Because of this, the lender transfers the risk as a rate increase to the borrower. Although not substantial, Refinance rates are a little higher than Switch rates.
- Costs associated with Mortgage Refinances: The borrower usually carries the full costs for a refinance.
Although they may vary, the refinancing costs could be:
Legal Fees (FCT): $850.00
Appraisal Costs: $400.00
Discharge Fees: $350.00
The above costs exclude any changes to Title or legal costs incurred by using a lawyer.
Refinance costs can usually be added to the new mortgage if the mortgage, including costs, is not more than 80% of the appraised value of the property.
No matter what type of mortgage you need for your desired future, you should not just let the mortgage rate determine your new mortgage choice, instead treat your mortgage as a planning tool and work with a reputable broker you trust and who puts your interests first.
- New rates & terms: Your mortgage will be renewed at market interest rates, new terms & conditions etc. Since the new mortgage is under a new contract, a lender is under no obligation to offer a borrower similar products, rates, terms or conditions as before.
- You qualify again: If the mortgage is moved to a new lender, the borrower has to fully qualify under new mortgage rules for the new mortgage by proving income, credit etc.
- Insurable Interest Rates: Since mortgage switches are insurable the borrower should be eligible for a discounted mortgage rate without a premium.
- No mortgage penalties: Since the mortgage is renewed on the maturity date the current mortgage contract is not violated so there are no penalties to the borrower.
- Property type, current lender and current mortgage type really matter: Rental properties, mortgages from alternate lenders, collateralized mortgages, and properties with more than one mortgage secured against them (including Home Equity Lines of Credit (HELOC)) don’t qualify for a normal switch; they are always refinanced at maturity.

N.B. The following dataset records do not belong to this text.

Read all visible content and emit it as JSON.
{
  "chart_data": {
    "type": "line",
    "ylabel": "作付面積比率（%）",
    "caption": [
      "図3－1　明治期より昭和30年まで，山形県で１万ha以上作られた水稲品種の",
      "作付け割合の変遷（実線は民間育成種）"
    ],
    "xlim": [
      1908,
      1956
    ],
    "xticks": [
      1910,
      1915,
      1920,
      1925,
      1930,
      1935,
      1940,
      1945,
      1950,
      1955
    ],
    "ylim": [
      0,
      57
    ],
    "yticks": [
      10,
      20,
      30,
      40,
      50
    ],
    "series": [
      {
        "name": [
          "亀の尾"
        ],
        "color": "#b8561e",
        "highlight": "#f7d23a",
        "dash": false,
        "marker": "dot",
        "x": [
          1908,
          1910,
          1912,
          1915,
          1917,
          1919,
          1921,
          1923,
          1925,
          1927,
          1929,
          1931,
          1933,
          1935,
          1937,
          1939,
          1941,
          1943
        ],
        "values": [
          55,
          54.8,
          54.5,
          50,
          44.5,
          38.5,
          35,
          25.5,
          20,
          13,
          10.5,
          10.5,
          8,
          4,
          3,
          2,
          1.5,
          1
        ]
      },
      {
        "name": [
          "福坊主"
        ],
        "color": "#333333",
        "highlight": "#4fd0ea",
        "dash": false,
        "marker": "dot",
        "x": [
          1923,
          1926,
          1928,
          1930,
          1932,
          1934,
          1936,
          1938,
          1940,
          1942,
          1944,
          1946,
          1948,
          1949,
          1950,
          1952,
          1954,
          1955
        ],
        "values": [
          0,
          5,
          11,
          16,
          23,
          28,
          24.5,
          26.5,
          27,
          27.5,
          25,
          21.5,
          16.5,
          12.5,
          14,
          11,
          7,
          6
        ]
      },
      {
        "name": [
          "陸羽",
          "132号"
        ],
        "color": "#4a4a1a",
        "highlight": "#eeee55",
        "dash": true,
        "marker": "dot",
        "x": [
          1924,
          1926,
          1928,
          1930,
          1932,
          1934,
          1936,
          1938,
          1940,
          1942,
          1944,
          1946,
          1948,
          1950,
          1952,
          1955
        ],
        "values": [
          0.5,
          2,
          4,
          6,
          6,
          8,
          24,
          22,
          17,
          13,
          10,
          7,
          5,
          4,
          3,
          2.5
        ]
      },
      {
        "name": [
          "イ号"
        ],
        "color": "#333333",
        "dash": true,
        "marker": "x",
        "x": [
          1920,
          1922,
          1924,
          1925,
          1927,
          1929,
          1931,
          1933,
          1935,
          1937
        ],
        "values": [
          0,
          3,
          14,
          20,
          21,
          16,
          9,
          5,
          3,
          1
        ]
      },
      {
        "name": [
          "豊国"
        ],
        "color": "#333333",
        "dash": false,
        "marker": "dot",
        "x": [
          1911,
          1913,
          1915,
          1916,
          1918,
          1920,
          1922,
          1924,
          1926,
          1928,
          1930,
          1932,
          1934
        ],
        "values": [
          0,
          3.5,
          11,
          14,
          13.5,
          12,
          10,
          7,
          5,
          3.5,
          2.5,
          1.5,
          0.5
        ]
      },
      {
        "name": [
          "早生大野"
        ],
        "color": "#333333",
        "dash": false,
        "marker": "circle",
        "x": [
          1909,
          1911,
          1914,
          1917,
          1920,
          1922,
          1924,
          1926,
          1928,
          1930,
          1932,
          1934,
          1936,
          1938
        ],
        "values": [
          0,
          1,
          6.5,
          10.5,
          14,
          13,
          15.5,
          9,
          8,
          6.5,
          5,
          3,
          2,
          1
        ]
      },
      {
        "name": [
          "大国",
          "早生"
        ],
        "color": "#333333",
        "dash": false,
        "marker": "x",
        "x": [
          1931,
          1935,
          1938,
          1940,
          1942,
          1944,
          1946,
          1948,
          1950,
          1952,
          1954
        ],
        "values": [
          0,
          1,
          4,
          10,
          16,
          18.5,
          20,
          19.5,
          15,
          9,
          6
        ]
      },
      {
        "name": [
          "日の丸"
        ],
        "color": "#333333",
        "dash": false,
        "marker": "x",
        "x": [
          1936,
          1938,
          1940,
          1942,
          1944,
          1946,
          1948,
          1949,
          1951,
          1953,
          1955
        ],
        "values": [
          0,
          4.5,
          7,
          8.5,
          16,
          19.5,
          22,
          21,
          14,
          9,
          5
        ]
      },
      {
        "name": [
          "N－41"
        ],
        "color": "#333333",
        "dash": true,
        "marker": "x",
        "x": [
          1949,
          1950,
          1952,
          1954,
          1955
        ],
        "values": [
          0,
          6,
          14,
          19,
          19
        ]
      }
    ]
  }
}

- Payment history matters: If you have employment problems at the maturity date, but your credit is excellent and you have paid your mortgage on time for the entire term, your existing lender will usually renew your mortgage without verifying income etc. In this case, the borrower should choose the best renewal option and return the renewal agreement to the existing lender for the next term. Without verifiable income, you don’t have the option to switch or refinance your mortgage with a different lender.
- Costs associated with Mortgage Switches: A mortgage Switch is usually free to you, the borrower, except for the lender discharge fees. The new lender usually pays for the legal fees, appraisal etc., minus the discharge fees. Discharge fees usually range between $300 to $400 depending on the existing lender. The discharge fees can be added to the new mortgage without it being classified as a refinance.